К вашему сведению, мы используем маршрутизатор SonicWall TZ-210.
Я ищу любые предложения о том, как я могу гарантировать, что клиентские компьютеры в локальной сети могут получить доступ к OWA в нашей локальной сети, не отключая «резервные» адреса DNS-серверов, которые я настроил через DHCP.
Адреса «резервных» DNS-серверов не являются хорошей идеей и являются корнем вашей проблемы. Вы можете играть в игры с брандмауэром с фильтрацией пакетов, чтобы попытаться «обойти», но вам лучше использовать только контроллер домена в качестве DNS-сервера для ваших клиентов.
В общем, вы никогда не должны указывать DNS-серверы на клиентах Active Directory, которые не могут разрешать DNS-записи домена AD. Вы получите недетерминированную производительность входов в систему, групповой политики и / или корней DFS домена в случаях с такой конфигурацией. Клиенты в значительной степени полагаются на DNS для принятия «правильных решений» при работе с Active Directory.
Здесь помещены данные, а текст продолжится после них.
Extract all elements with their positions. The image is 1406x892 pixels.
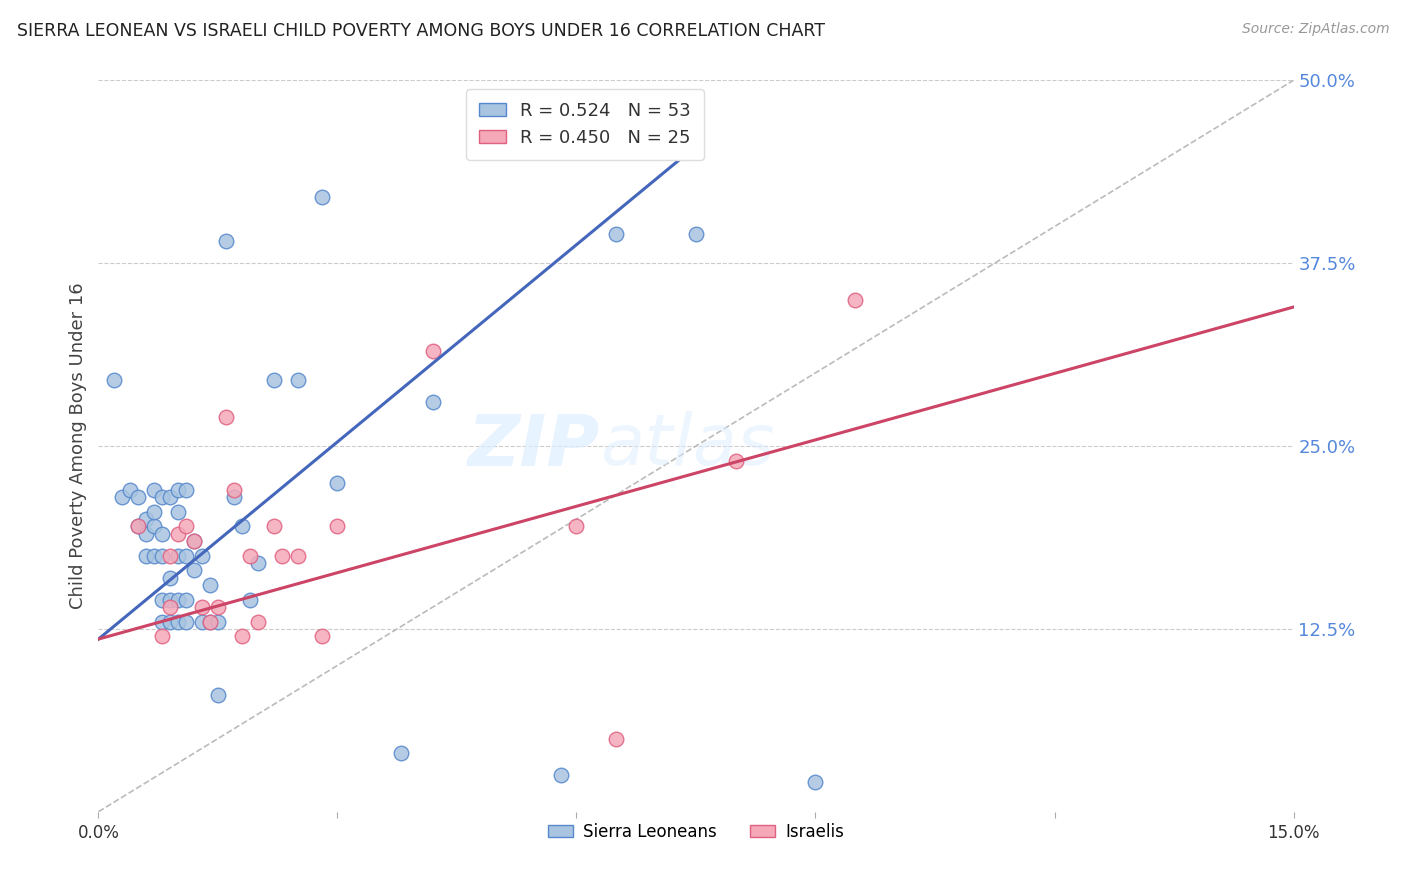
Point bbox=[198, 578, 221, 592]
Point bbox=[150, 615, 173, 629]
Point bbox=[183, 563, 205, 577]
Point bbox=[191, 615, 214, 629]
Point bbox=[326, 519, 349, 533]
Point bbox=[231, 629, 253, 643]
Point bbox=[422, 343, 444, 358]
Point bbox=[270, 549, 292, 563]
Point bbox=[167, 592, 190, 607]
Point bbox=[311, 190, 333, 204]
Point bbox=[135, 526, 157, 541]
Point bbox=[159, 592, 181, 607]
Point bbox=[246, 615, 269, 629]
Point bbox=[222, 483, 245, 497]
Point bbox=[127, 490, 149, 504]
Point bbox=[159, 571, 181, 585]
Point bbox=[311, 629, 333, 643]
Point bbox=[127, 519, 149, 533]
Point bbox=[159, 490, 181, 504]
Point bbox=[231, 519, 253, 533]
Point bbox=[127, 519, 149, 533]
Point bbox=[159, 599, 181, 614]
Point bbox=[191, 549, 214, 563]
Point bbox=[150, 629, 173, 643]
Text: ZIP: ZIP bbox=[468, 411, 600, 481]
Point bbox=[174, 549, 197, 563]
Point bbox=[167, 615, 190, 629]
Point bbox=[550, 768, 572, 782]
Point bbox=[159, 549, 181, 563]
Point bbox=[174, 592, 197, 607]
Point bbox=[111, 490, 134, 504]
Point bbox=[103, 373, 125, 387]
Point bbox=[565, 519, 588, 533]
Point bbox=[263, 373, 285, 387]
Point bbox=[183, 534, 205, 549]
Point bbox=[143, 549, 166, 563]
Point bbox=[207, 688, 229, 702]
Point bbox=[191, 599, 214, 614]
Point bbox=[263, 519, 285, 533]
Point bbox=[183, 534, 205, 549]
Legend: Sierra Leoneans, Israelis: Sierra Leoneans, Israelis bbox=[541, 816, 851, 847]
Point bbox=[135, 549, 157, 563]
Point bbox=[287, 373, 309, 387]
Point bbox=[222, 490, 245, 504]
Point bbox=[685, 227, 707, 241]
Point bbox=[174, 483, 197, 497]
Point bbox=[239, 549, 262, 563]
Point bbox=[167, 483, 190, 497]
Point bbox=[143, 519, 166, 533]
Point bbox=[174, 519, 197, 533]
Point bbox=[174, 615, 197, 629]
Point bbox=[167, 505, 190, 519]
Point bbox=[215, 409, 238, 424]
Point bbox=[246, 556, 269, 570]
Point bbox=[804, 775, 827, 789]
Point bbox=[198, 615, 221, 629]
Text: SIERRA LEONEAN VS ISRAELI CHILD POVERTY AMONG BOYS UNDER 16 CORRELATION CHART: SIERRA LEONEAN VS ISRAELI CHILD POVERTY … bbox=[17, 22, 825, 40]
Point bbox=[605, 227, 627, 241]
Point bbox=[287, 549, 309, 563]
Point bbox=[844, 293, 866, 307]
Point bbox=[605, 731, 627, 746]
Point bbox=[422, 395, 444, 409]
Point bbox=[143, 505, 166, 519]
Point bbox=[143, 483, 166, 497]
Point bbox=[326, 475, 349, 490]
Point bbox=[724, 453, 747, 467]
Point bbox=[389, 746, 412, 760]
Point bbox=[239, 592, 262, 607]
Point bbox=[167, 549, 190, 563]
Point bbox=[135, 512, 157, 526]
Point bbox=[198, 615, 221, 629]
Y-axis label: Child Poverty Among Boys Under 16: Child Poverty Among Boys Under 16 bbox=[69, 283, 87, 609]
Point bbox=[150, 549, 173, 563]
Point bbox=[150, 490, 173, 504]
Point bbox=[207, 599, 229, 614]
Point bbox=[215, 234, 238, 248]
Point bbox=[207, 615, 229, 629]
Point bbox=[150, 526, 173, 541]
Point bbox=[167, 526, 190, 541]
Text: Source: ZipAtlas.com: Source: ZipAtlas.com bbox=[1241, 22, 1389, 37]
Point bbox=[120, 483, 142, 497]
Text: atlas: atlas bbox=[600, 411, 775, 481]
Point bbox=[159, 615, 181, 629]
Point bbox=[150, 592, 173, 607]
Укажите для своих клиентов только сервер AD DNS, и все будет хорошо. Если вас беспокоит, что DNS "не работает", откройте дополнительный контроллер домена и установите на нем роль DNS-сервера. (В любом случае наличие второго DC - это дешевый страховой полис, и его неплохо иметь. Однако, по моему опыту, отключение DNS-сервера SBS, вероятно, означает, что у вас гораздо больше проблем, чем у клиентов, которые могут для просмотра веб-сайтов.)
Поскольку вы используете внешние DNS-серверы в дополнение к внутренним, клиенты могут решить цикл DNS-запросов ко всем настроенным серверам. Когда вы пытаетесь разрешить mydomain.com, эти внешние DNS-серверы предоставляют вашу WAN-ссылку в качестве ответа. Затем эти локальные машины кэшируют ответ.
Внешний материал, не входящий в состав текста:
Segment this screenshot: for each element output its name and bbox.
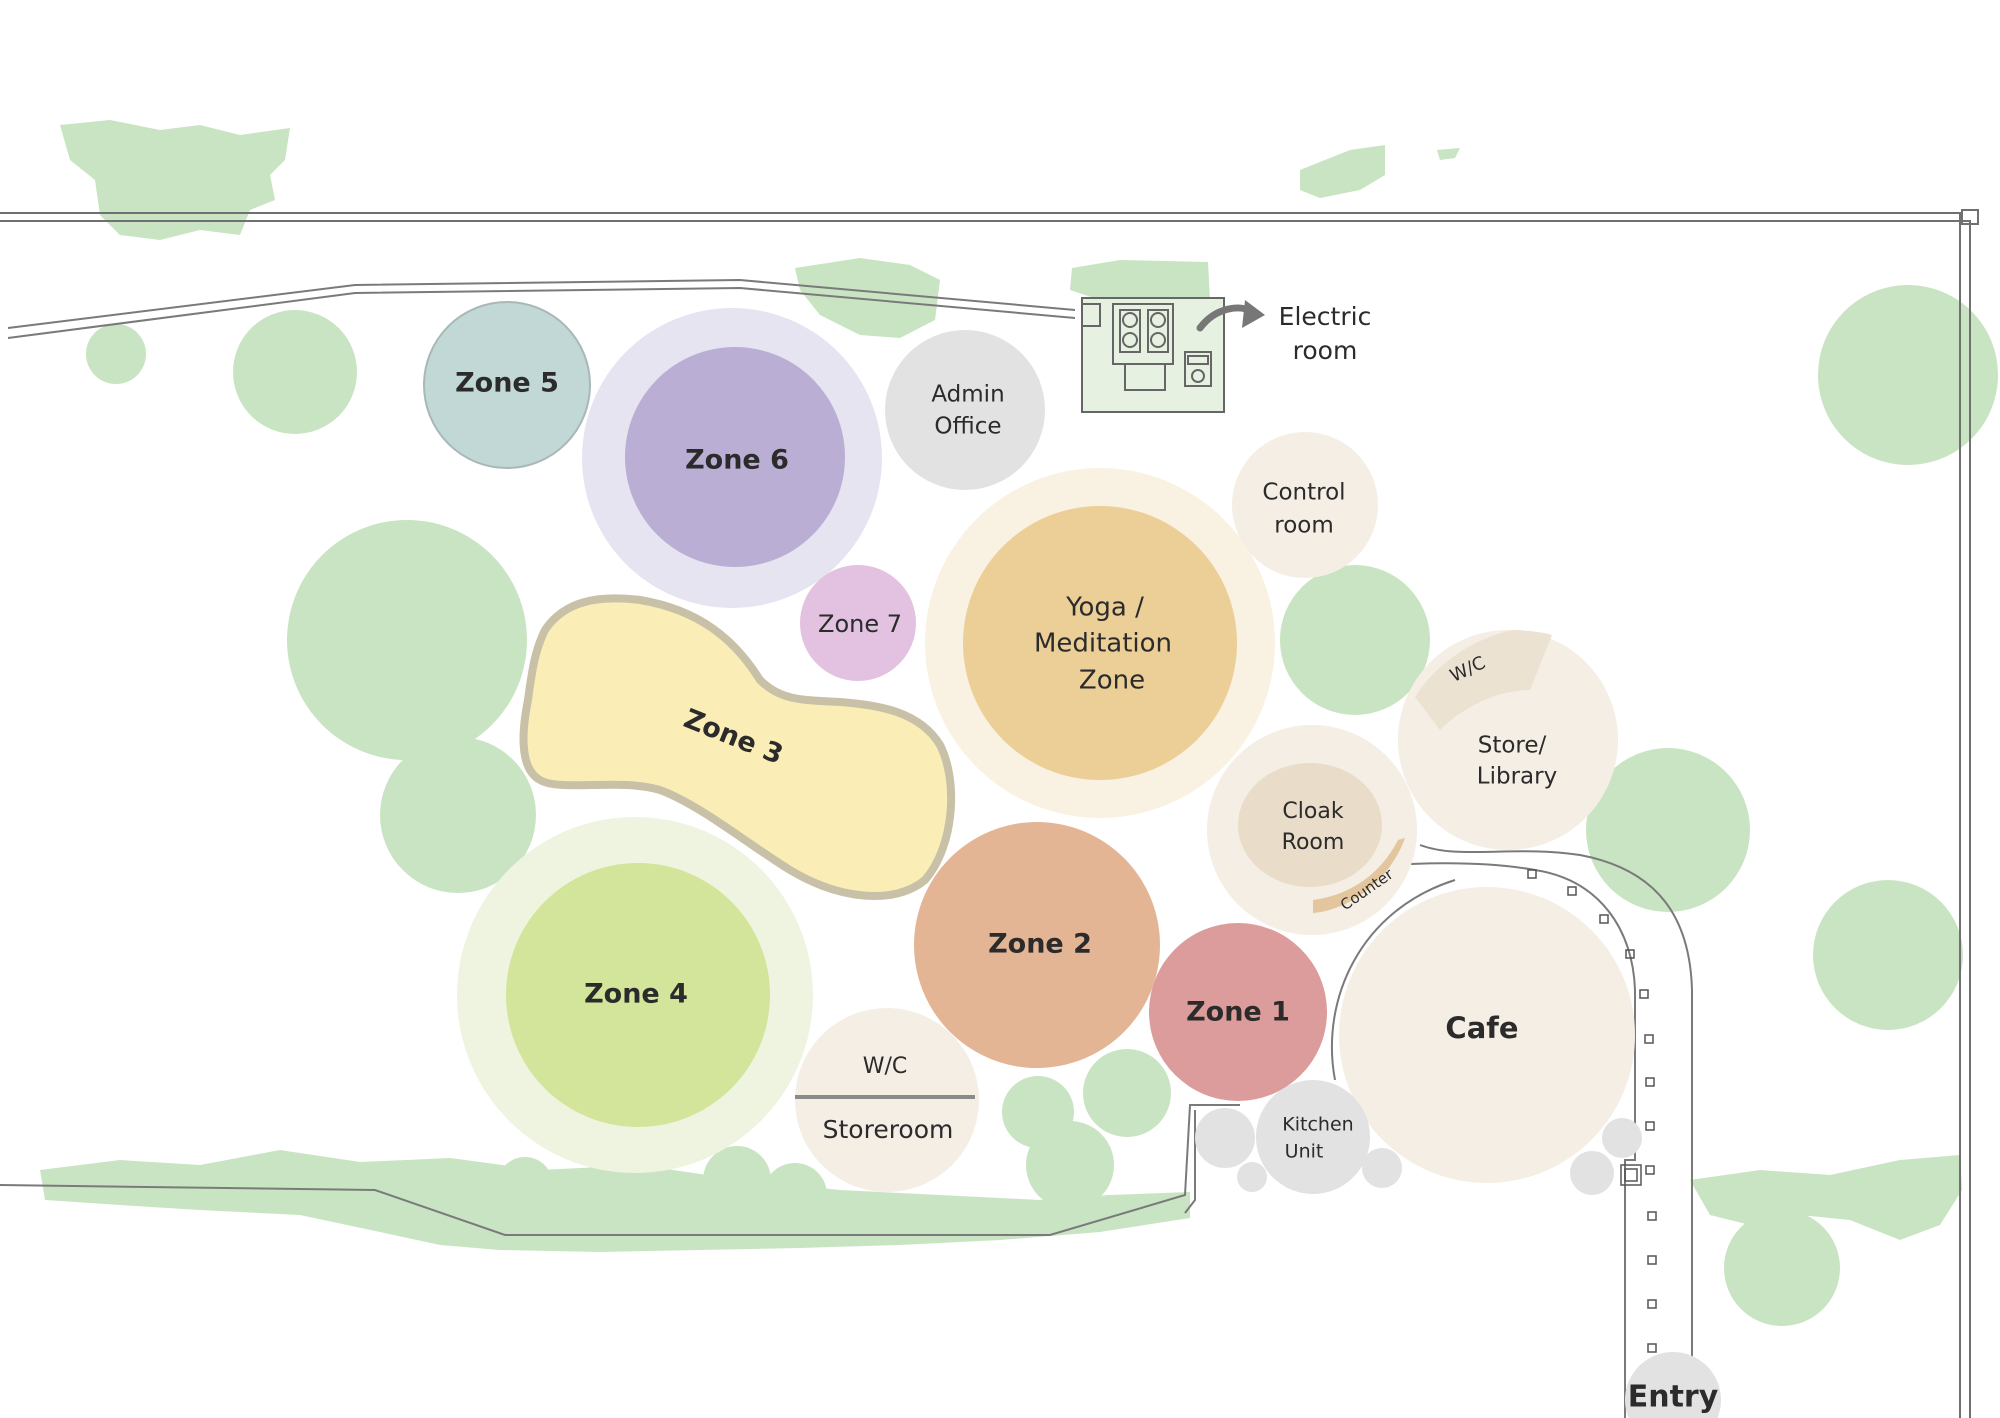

Я думаю, что неплохо иметь внешние DNS-серверы на случай, если сервер выйдет из строя, но на самом деле, если сервер не работает, у вас есть более серьезные проблемы, чем то, может ли каждый получить доступ к Интернету.
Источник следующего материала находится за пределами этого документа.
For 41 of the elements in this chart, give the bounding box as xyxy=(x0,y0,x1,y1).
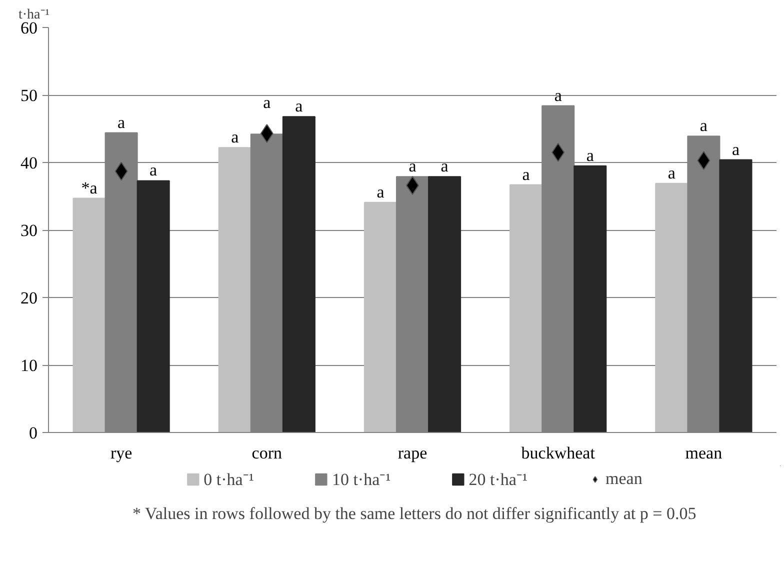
data-label: a xyxy=(554,86,562,105)
bar xyxy=(510,184,543,432)
bar xyxy=(282,116,316,432)
y-tick-label: 0 xyxy=(29,424,38,442)
data-label: a xyxy=(732,140,740,159)
data-label: *a xyxy=(81,178,98,198)
bar xyxy=(428,176,462,432)
data-label: a xyxy=(586,146,594,165)
bar xyxy=(72,198,106,432)
data-label: a xyxy=(118,112,126,132)
data-label: a xyxy=(263,93,272,112)
data-label: a xyxy=(700,116,708,136)
y-tick-label: 40 xyxy=(20,154,38,172)
y-tick-label: 50 xyxy=(20,86,38,105)
x-tick-label: rape xyxy=(398,444,428,462)
data-label: a xyxy=(150,160,158,180)
bar xyxy=(719,159,752,432)
bar xyxy=(218,147,252,432)
data-label: a xyxy=(668,163,676,182)
data-label: a xyxy=(376,182,385,202)
data-label: a xyxy=(295,96,304,116)
x-tick-label: buckwheat xyxy=(521,444,596,462)
legend-label: 0 t·ha⁻¹ xyxy=(204,469,254,490)
y-tick-label: 10 xyxy=(20,356,38,375)
y-tick-label: 20 xyxy=(20,288,38,308)
x-tick-label: mean xyxy=(685,444,723,462)
legend-label: 20 t·ha⁻¹ xyxy=(468,469,528,490)
legend-label: 10 t·ha⁻¹ xyxy=(332,469,391,490)
bar xyxy=(574,165,607,432)
x-tick-label: corn xyxy=(252,444,283,462)
legend-label: mean xyxy=(606,468,642,488)
y-tick-label: 30 xyxy=(20,221,38,240)
x-tick-label: rye xyxy=(110,444,132,462)
data-label: a xyxy=(440,156,449,176)
bar xyxy=(655,182,688,432)
data-label: a xyxy=(231,128,240,147)
text: * Values in rows followed by the same letters do not differ significantly at p = 0.05 xyxy=(132,504,696,523)
data-label: a xyxy=(522,164,530,184)
bar xyxy=(364,202,397,432)
data-label: a xyxy=(408,156,417,176)
bar xyxy=(136,180,170,432)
Из моего тестирования с моим ящиком Windows 7, если предпочтительный сервер имен не возвращает ответ в течение 1 секунды, он переходит к следующему в строке. Он не будет повторять попытку того, от которого не получил ответа, придерживаясь того, от которого он получил ответ. Таким образом, наличие такого разделенного DNS-сервера вызовет проблемы только потому, что если ваши системы LAN когда-либо переключатся на общедоступные DNS-серверы, вам будет сложно вернуть их обратно к LAN DNS. Если вы действительно беспокоитесь о единой точке отказа, возьмите еще один ящик для внутренней работы с DNS. Это можно легко сделать с помощью дешевого Linux-сервера, работающего с BIND в качестве ведомого устройства.